This repository contains the code for the paper Confidence Calibration in Vision-Language-Action Models by Thomas Zollo and Richard Zemel.
Paper Link: https://arxiv.org/abs/2507.17383
The code for our calibration experiments are contained in the notebooks folder.
- main_exp.ipynb: Code for experiments 1 and 2
- reprompt_ablation_{1/2}.ipynb: Ablations for experiment 2
- across_time.ipynb: Code for experiment 3
- scaling_w_temp.ipynb: Code for experiment 4
To produce the data for our experiments, run OpenVLA in the LIBERO environment.
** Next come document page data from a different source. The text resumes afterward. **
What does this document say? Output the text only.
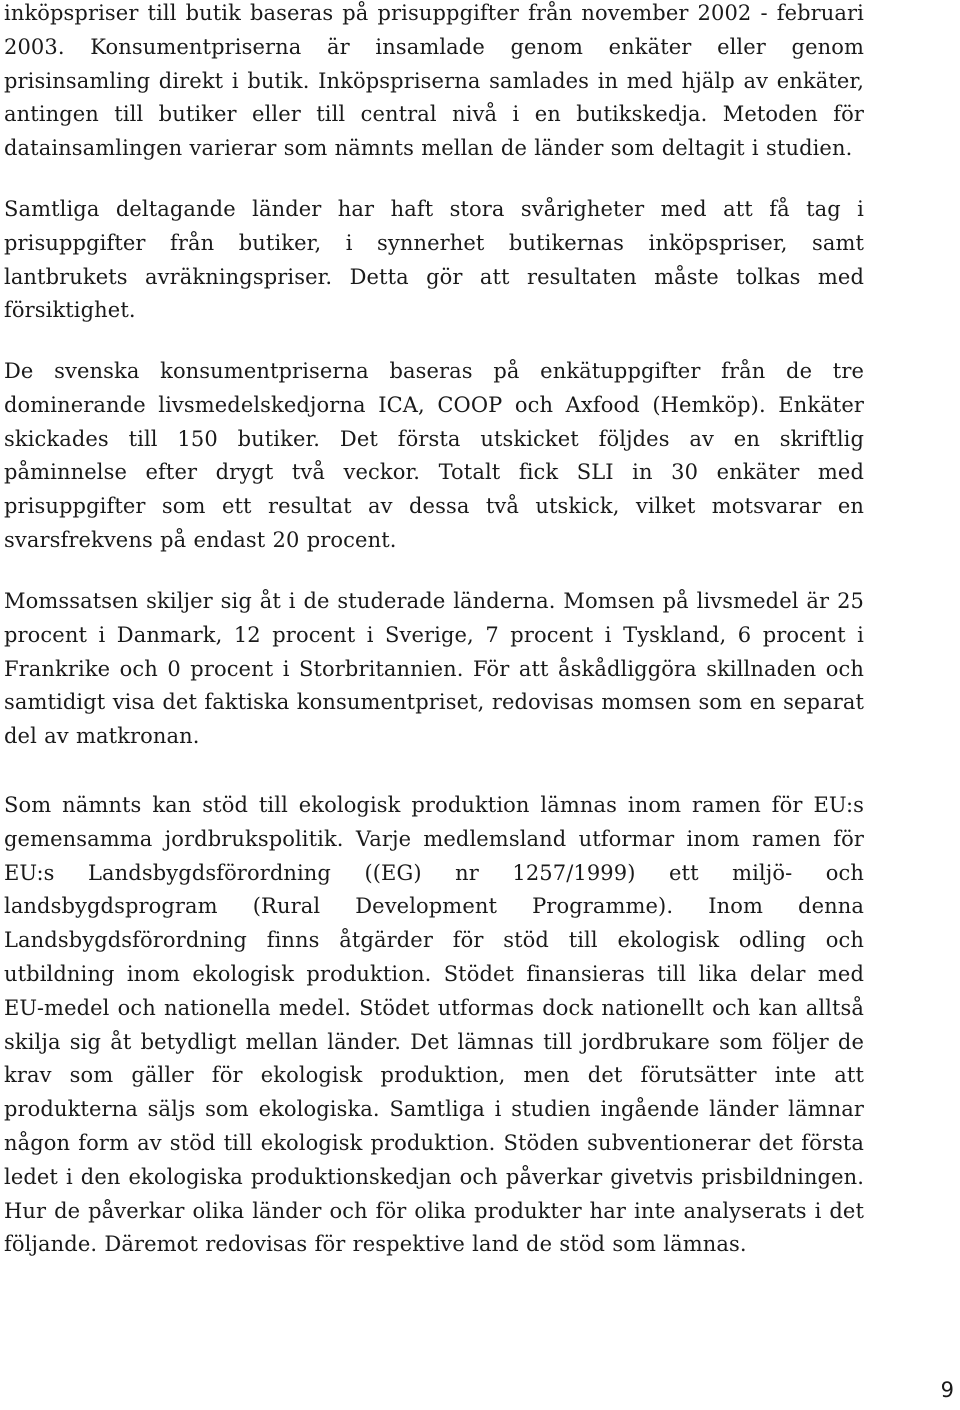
inköpspriser till butik baseras på prisuppgifter från november 2002 - februari 2003. Konsumentpriserna är insamlade genom enkäter eller genom prisinsamling direkt i butik. Inköpspriserna samlades in med hjälp av enkäter, antingen till butiker eller till central nivå i en butikskedja. Metoden för datainsamlingen varierar som nämnts mellan de länder som deltagit i studien.

Samtliga deltagande länder har haft stora svårigheter med att få tag i prisuppgifter från butiker, i synnerhet butikernas inköpspriser, samt lantbrukets avräkningspriser. Detta gör att resultaten måste tolkas med försiktighet.

De svenska konsumentpriserna baseras på enkätuppgifter från de tre dominerande livsmedelskedjorna ICA, COOP och Axfood (Hemköp). Enkäter skickades till 150 butiker. Det första utskicket följdes av en skriftlig påminnelse efter drygt två veckor. Totalt fick SLI in 30 enkäter med prisuppgifter som ett resultat av dessa två utskick, vilket motsvarar en svarsfrekvens på endast 20 procent.

Momssatsen skiljer sig åt i de studerade länderna. Momsen på livsmedel är 25 procent i Danmark, 12 procent i Sverige, 7 procent i Tyskland, 6 procent i Frankrike och 0 procent i Storbritannien. För att åskådliggöra skillnaden och samtidigt visa det faktiska konsumentpriset, redovisas momsen som en separat del av matkronan.

Som nämnts kan stöd till ekologisk produktion lämnas inom ramen för EU:s gemensamma jordbrukspolitik. Varje medlemsland utformar inom ramen för EU:s Landsbygdsförordning ((EG) nr 1257/1999) ett miljö- och landsbygdsprogram (Rural Development Programme). Inom denna Landsbygdsförordning finns åtgärder för stöd till ekologisk odling och utbildning inom ekologisk produktion. Stödet finansieras till lika delar med EU-medel och nationella medel. Stödet utformas dock nationellt och kan alltså skilja sig åt betydligt mellan länder. Det lämnas till jordbrukare som följer de krav som gäller för ekologisk produktion, men det förutsätter inte att produkterna säljs som ekologiska. Samtliga i studien ingående länder lämnar någon form av stöd till ekologisk produktion. Stöden subventionerar det första ledet i den ekologiska produktionskedjan och påverkar givetvis prisbildningen. Hur de påverkar olika länder och för olika produkter har inte analyserats i det följande. Däremot redovisas för respektive land de stöd som lämnas.

9
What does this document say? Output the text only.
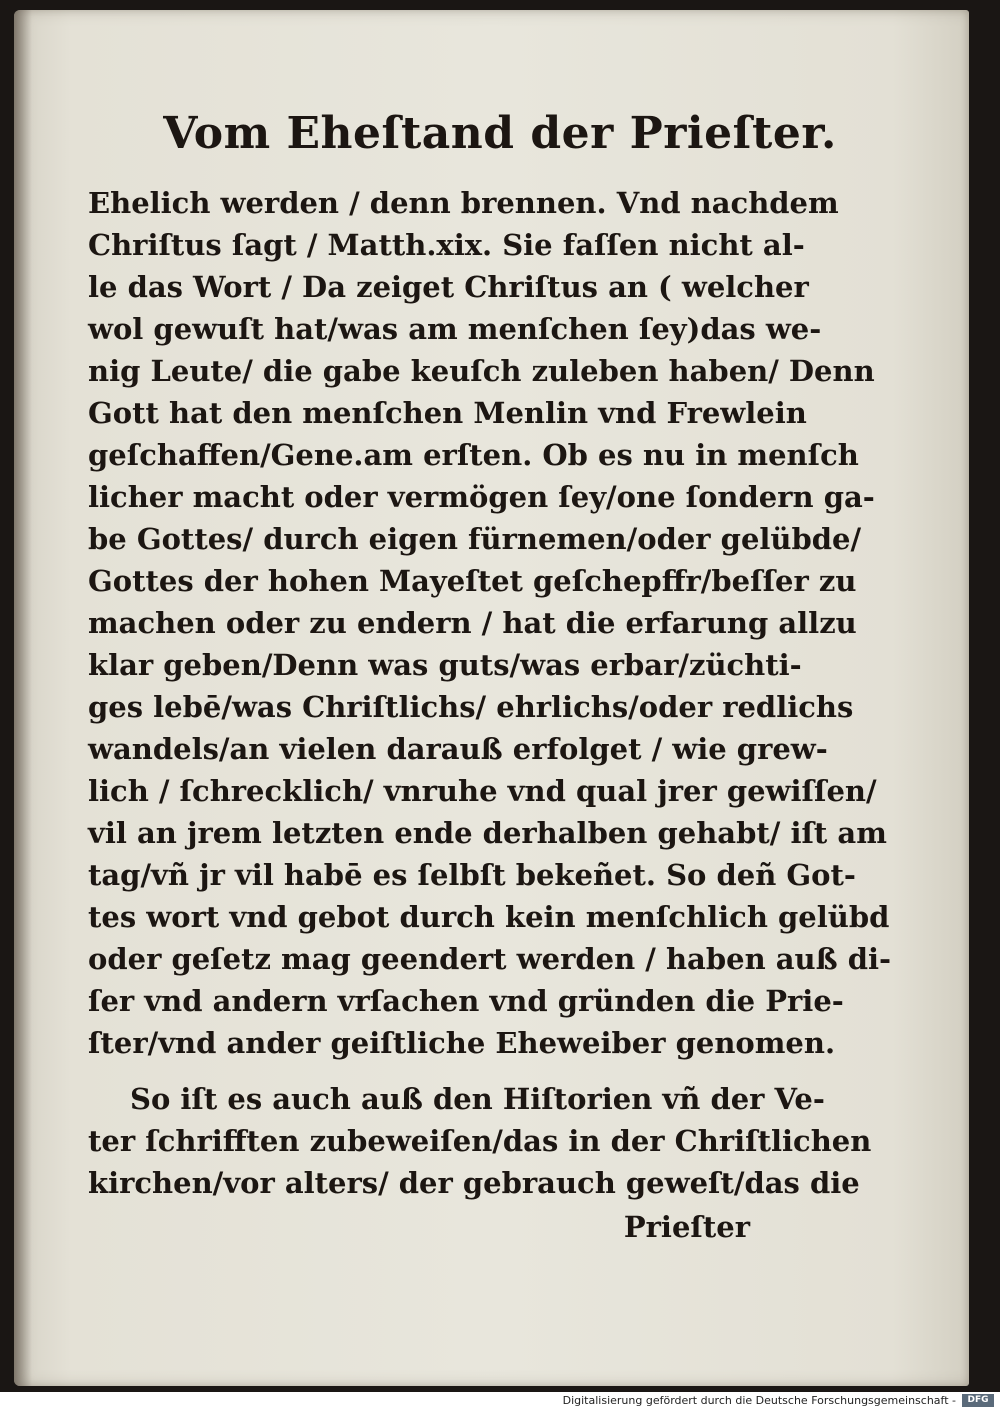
Vom Eheſtand der Prieſter.
Ehelich werden / denn brennen. Vnd nachdem
Chriſtus ſagt / Matth.xix. Sie faſſen nicht al-
le das Wort / Da zeiget Chriſtus an ( welcher
wol gewuſt hat/was am menſchen ſey)das we-
nig Leute/ die gabe keuſch zuleben haben/ Denn
Gott hat den menſchen Menlin vnd Frewlein
geſchaffen/Gene.am erſten. Ob es nu in menſch
licher macht oder vermögen ſey/one ſondern ga-
be Gottes/ durch eigen fürnemen/oder gelübde/
Gottes der hohen Mayeſtet geſchepffr/beſſer zu
machen oder zu endern / hat die erfarung allzu
klar geben/Denn was guts/was erbar/züchti-
ges lebē/was Chriſtlichs/ ehrlichs/oder redlichs
wandels/an vielen darauß erfolget / wie grew-
lich / ſchrecklich/ vnruhe vnd qual jrer gewiſſen/
vil an jrem letzten ende derhalben gehabt/ iſt am
tag/vñ jr vil habē es ſelbſt bekeñet. So deñ Got-
tes wort vnd gebot durch kein menſchlich gelübd
oder geſetz mag geendert werden / haben auß di-
ſer vnd andern vrſachen vnd gründen die Prie-
ſter/vnd ander geiſtliche Eheweiber genomen.
So iſt es auch auß den Hiſtorien vñ der Ve-
ter ſchrifften zubeweiſen/das in der Chriſtlichen
kirchen/vor alters/ der gebrauch geweſt/das die
Prieſter
Digitalisierung gefördert durch die Deutsche Forschungsgemeinschaft -	DFG
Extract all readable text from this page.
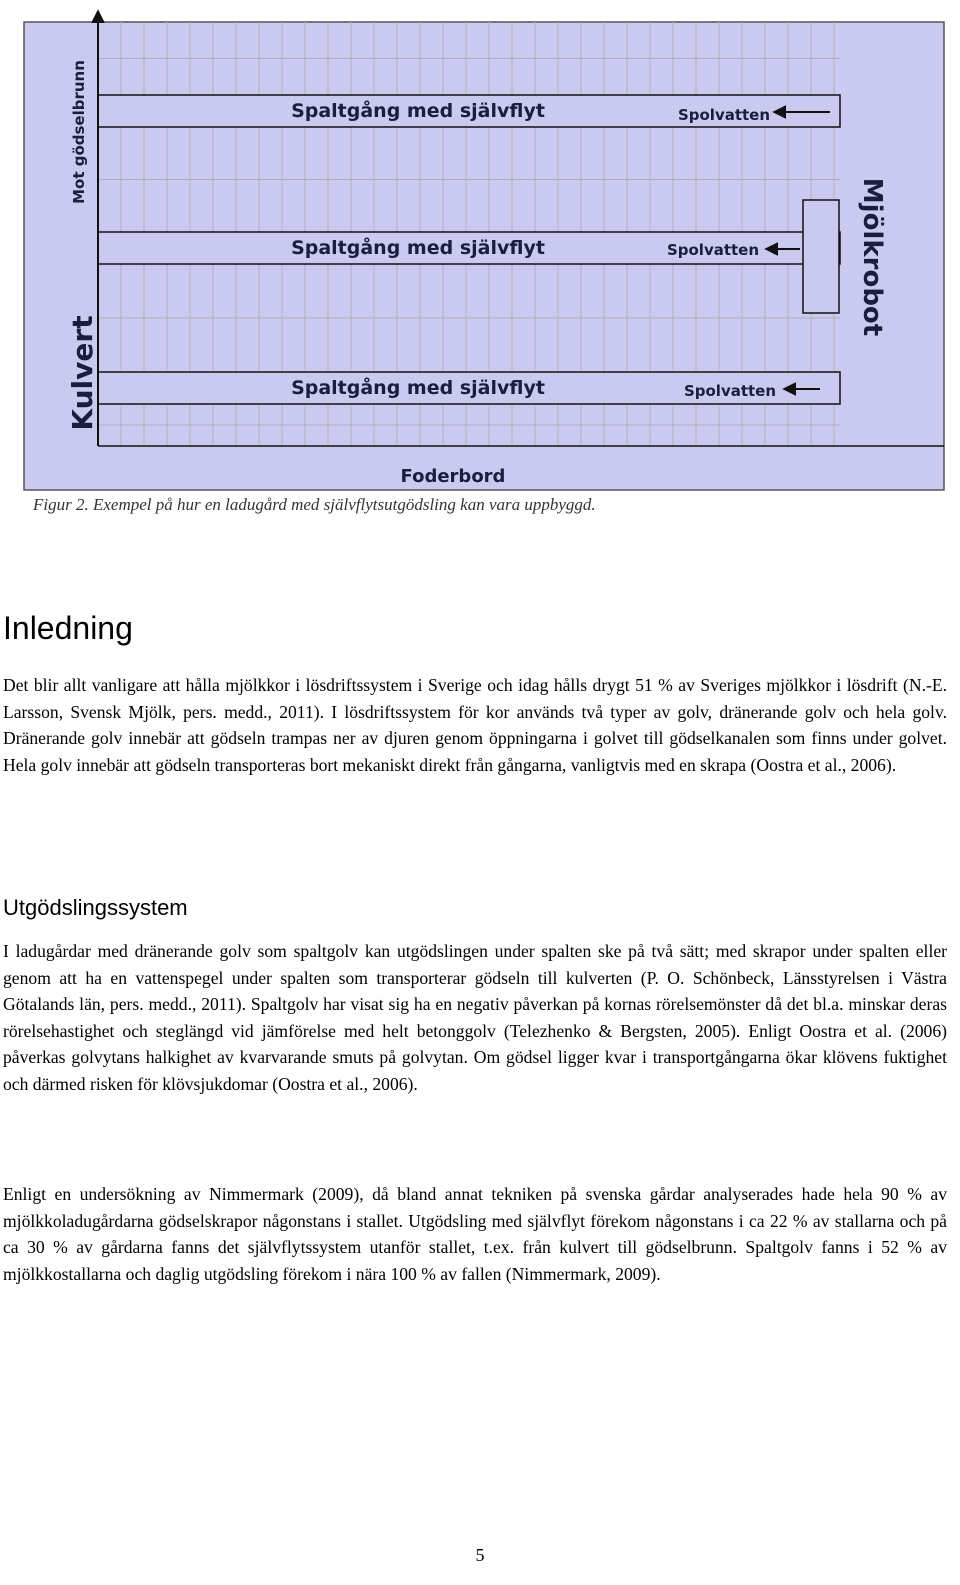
Spaltgång med självflyt
Spaltgång med självflyt
Spaltgång med självflyt
Spolvatten
Spolvatten
Spolvatten
Foderbord
Mot gödselbrunn
Kulvert
Mjölkrobot
Figur 2. Exempel på hur en ladugård med självflytsutgödsling kan vara uppbyggd.
Inledning

Det blir allt vanligare att hålla mjölkkor i lösdriftssystem i Sverige och idag hålls drygt 51 % av Sveriges mjölkkor i lösdrift (N.-E. Larsson, Svensk Mjölk, pers. medd., 2011). I lösdriftssystem för kor används två typer av golv, dränerande golv och hela golv. Dränerande golv innebär att gödseln trampas ner av djuren genom öppningarna i golvet till gödselkanalen som finns under golvet. Hela golv innebär att gödseln transporteras bort mekaniskt direkt från gångarna, vanligtvis med en skrapa (Oostra et al., 2006).

Utgödslingssystem

I ladugårdar med dränerande golv som spaltgolv kan utgödslingen under spalten ske på två sätt; med skrapor under spalten eller genom att ha en vattenspegel under spalten som transporterar gödseln till kulverten (P. O. Schönbeck, Länsstyrelsen i Västra Götalands län, pers. medd., 2011). Spaltgolv har visat sig ha en negativ påverkan på kornas rörelsemönster då det bl.a. minskar deras rörelsehastighet och steglängd vid jämförelse med helt betonggolv (Telezhenko & Bergsten, 2005). Enligt Oostra et al. (2006) påverkas golvytans halkighet av kvarvarande smuts på golvytan. Om gödsel ligger kvar i transportgångarna ökar klövens fuktighet och därmed risken för klövsjukdomar (Oostra et al., 2006).

Enligt en undersökning av Nimmermark (2009), då bland annat tekniken på svenska gårdar analyserades hade hela 90 % av mjölkkoladugårdarna gödselskrapor någonstans i stallet. Utgödsling med självflyt förekom någonstans i ca 22 % av stallarna och på ca 30 % av gårdarna fanns det självflytssystem utanför stallet, t.ex. från kulvert till gödselbrunn. Spaltgolv fanns i 52 % av mjölkkostallarna och daglig utgödsling förekom i nära 100 % av fallen (Nimmermark, 2009).

5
For each episode, save a list with the output data from each timestep:
data_dict = {
"logits": logits,
"predicted_token_ids": predicted_token_ids,
}
Save data to:
../results/{cfg.task_suite_name}/{prompt_key}
where prompt_key corresponds to whether estimates are produced with the original instruction or a rephrasing.
The code for producing instruction rephrasings can be found in build_reprompt_dataset.ipynb.
@misc{zollo2025confidencecalibrationvisionlanguageactionmodels,
title={Confidence Calibration in Vision-Language-Action Models},
author={Thomas P Zollo and Richard Zemel},
year={2025},
eprint={2507.17383},
archivePrefix={arXiv},
primaryClass={cs.RO},
url={https://arxiv.org/abs/2507.17383},
}